REVIEW BY: Jason Warburg


The Americans have a vibe, that’s for sure: echoey, late-night-at-the-bar, live-in-one-take, classicist Americana with a strong melancholy streak. Think Roy Orbison circa 1961 and you’re in the neighborhood—which makes them a walking anachronism in today’s slicked-up, endlessly tweaked-and-Autotuned world.

The vintage sound remains the essence of this group, but on their sophomore full-length Stand True the LA quartet pushes the envelope a bit more, experimenting with variations on their tried and true early-rock two-guitars-bass-and-drums template. The opening title track is somewhat of a walking contradiction, a song of devotion that’s experimental enough to suggest progressive Americana; the fascinating bit is how they invert expectations, powering through the verses only to downshift at the choruses, lending the latter a rather stately feel.

It’s a creative effect, enhanced by lead singer Patrick Ferris’s rockabilly-influenced vibrato and the sharp playing of the entire group—Ferris (vocals, guitar), Zac Sokolow (guitars, organ), Jake Faulkner (bass), and Tim Carr (drums, keys)— which thoroughly inhabits these dusty, sepia-toned songs. (My guess is that Ferris and Sokolow are fans of Explosions In The Sky and/or my_heart_sings_the_harmony_web_ad_alt_250 Friday Night Lights, as there’s a lot of that reverb-heavy, shimmery guitar work.)

“Born With A Broken Heart” is a strong number, smoldering along and executing another interesting acceleration / deceleration with especially nice work from the rhythm section. “Give Way” is where a more modern influence creeps in, with a touch of Gaslight Anthem in the big-boned chorus, even as the vocals maintain that 1961 vibe. The blues make an appearance with “The Day I Let You Down,” at least on the verses, and then “Farewell” advances the clock to 1965-ish Bob Dylan, complete with wheezy organ.

Halfway through, “Guest Of Honor” shifts gears and tone with fast-paced acoustic number before the boys ease into “Romeo,” a dusty rambler featuring little flares of guitar, developing by the third minute into a punchy rocker. “Sore Bones” is the first time the band breaks fully out of their standard template, matching fat, feedback-y guitar with modern, clattery electronic percussion before it bleeds into live drums; it’s a different feel and a heavier sound that works here.

“What Would I Do” is more traditional, an airy, bluesy ballad with lilting chords that nicely sets up “Orion,” a hard-charging rocker that’s among the album’s highlights. Finally, closer “Here With You” delivers a slow, keening blues that captures that smoky barroom end-of-the-evening feel to a t.

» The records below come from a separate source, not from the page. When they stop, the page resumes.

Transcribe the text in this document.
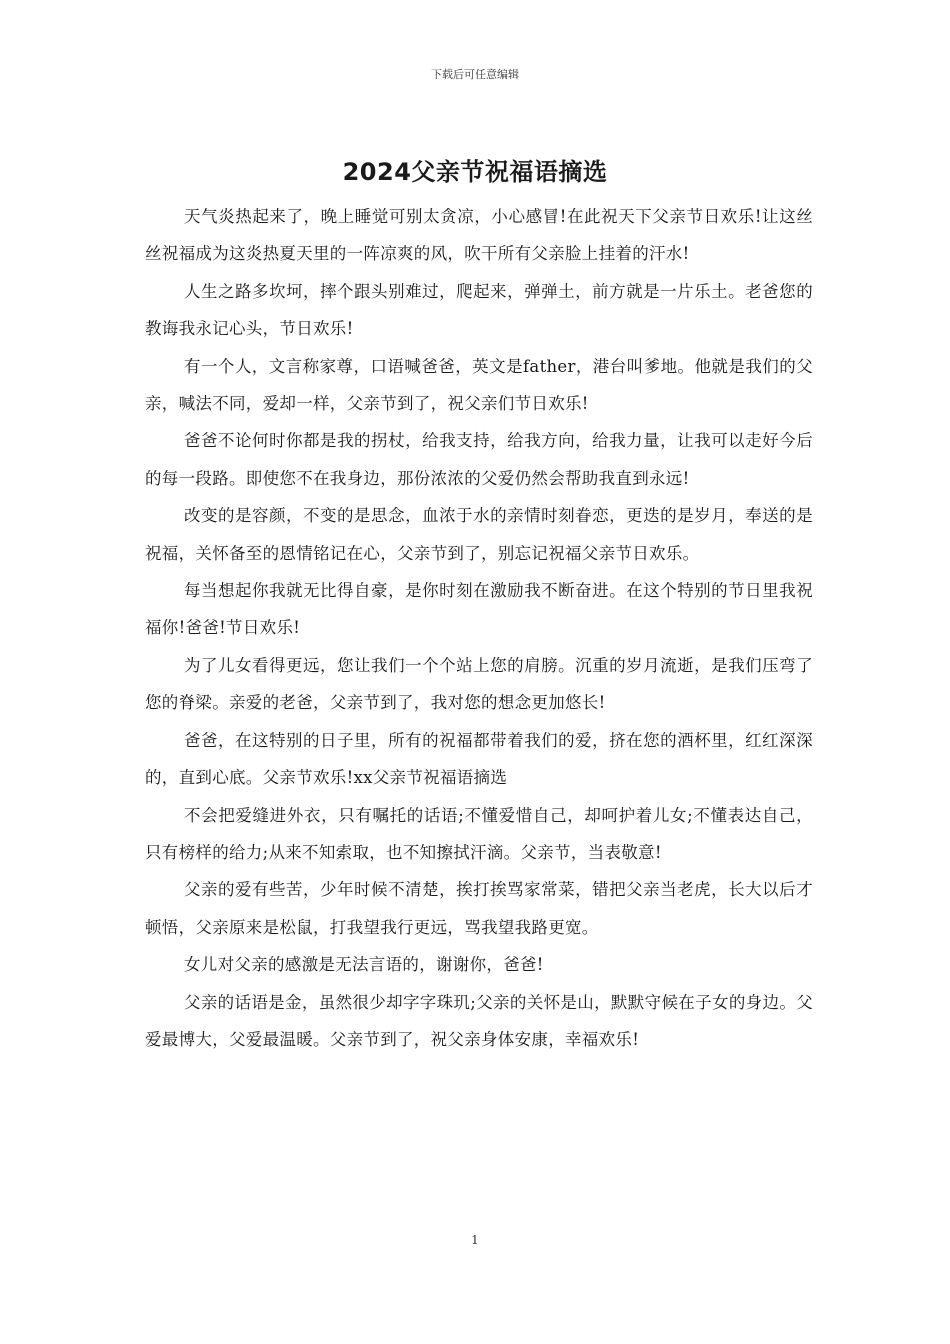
下载后可任意编辑
2024父亲节祝福语摘选

天气炎热起来了，晚上睡觉可别太贪凉，小心感冒!在此祝天下父亲节日欢乐!让这丝丝祝福成为这炎热夏天里的一阵凉爽的风，吹干所有父亲脸上挂着的汗水!

人生之路多坎坷，摔个跟头别难过，爬起来，弹弹土，前方就是一片乐土。老爸您的教诲我永记心头，节日欢乐!

有一个人，文言称家尊，口语喊爸爸，英文是father，港台叫爹地。他就是我们的父亲，喊法不同，爱却一样，父亲节到了，祝父亲们节日欢乐!

爸爸不论何时你都是我的拐杖，给我支持，给我方向，给我力量，让我可以走好今后的每一段路。即使您不在我身边，那份浓浓的父爱仍然会帮助我直到永远!

改变的是容颜，不变的是思念，血浓于水的亲情时刻眷恋，更迭的是岁月，奉送的是祝福，关怀备至的恩情铭记在心，父亲节到了，别忘记祝福父亲节日欢乐。

每当想起你我就无比得自豪，是你时刻在激励我不断奋进。在这个特别的节日里我祝福你!爸爸!节日欢乐!

为了儿女看得更远，您让我们一个个站上您的肩膀。沉重的岁月流逝，是我们压弯了您的脊梁。亲爱的老爸，父亲节到了，我对您的想念更加悠长!

爸爸，在这特别的日子里，所有的祝福都带着我们的爱，挤在您的酒杯里，红红深深的，直到心底。父亲节欢乐!xx父亲节祝福语摘选

不会把爱缝进外衣，只有嘱托的话语;不懂爱惜自己，却呵护着儿女;不懂表达自己，只有榜样的给力;从来不知索取，也不知擦拭汗滴。父亲节，当表敬意!

父亲的爱有些苦，少年时候不清楚，挨打挨骂家常菜，错把父亲当老虎，长大以后才顿悟，父亲原来是松鼠，打我望我行更远，骂我望我路更宽。

女儿对父亲的感激是无法言语的，谢谢你，爸爸!

父亲的话语是金，虽然很少却字字珠玑;父亲的关怀是山，默默守候在子女的身边。父爱最博大，父爱最温暖。父亲节到了，祝父亲身体安康，幸福欢乐!

1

Lyrically, Stand True offers a three-course meal of brooding melancholy that rivals Chris Isaak or Orbison, both clearly influences. If that fits your mood, this album has much to offer in its sorrowful grooves and anguished choruses. Personally, I was more intrigued by the tracks where The Americans stretch the mold a bit. They’ve succeeded in capturing that vintage rock sound beautifully—now the question is, can they continue to evolve it? I’ll be listening.